An interesting article in the Guardian published in May 2019 highlighted that the 7.6bio people on Earth only represent 0.01% of the total biomass on Earth, including vegetation (82%) and bacteria (13%). However, since the dawn of mankind, we have destroyed an estimated 83% of wild animals, and 50% of plants. Our destruction capacity is simply staggering. The reorganization of biomass today:l mammals on earth are composed of livestock (60%), humans (36%) and wild mammals (a sad 4%). Even more, wild birds (30%) are submerged by chickens and other poultry (70%). There is unfortunately not the slightest sign of a slow down since the World population will be reaching an estimated 8.6 billion in 2030, 9.8 billion in 2050 and 11.2 billion by 2100.

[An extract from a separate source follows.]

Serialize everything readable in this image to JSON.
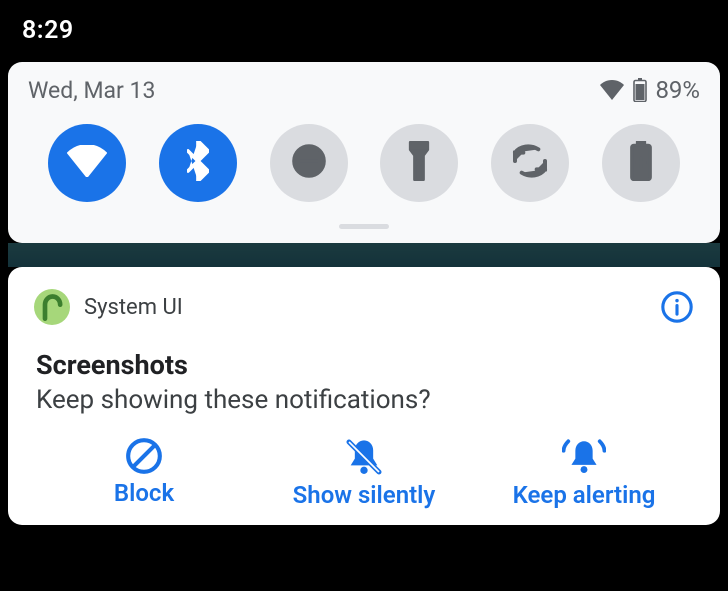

To feed so many human beings, the FAO expects that the total demand for animal products in developing countries only is expected to more than double by 2030 as a result of growth in population and incomes and changes in dietary habits. There will of course be a correlated increase in the consumption of fodder and feedgrains, obviously detrimental to forests and other wild areas.


This is why at the Mangrove Foundation, we donate to projects that focus on sustainable agriculture and livestock farming.

At the same time, still according the the FAO, roughly one third of the food produced in the world for human consumption every year — approximately 1.3 billion tonnes — gets lost or wasted. Food losses and waste amounts to roughly US$ 680 billion in industrialized countries and US$ 310 billion in developing countries.

Luxembourg based initiatives like Food4All is very good news, and we hope it will expand massively.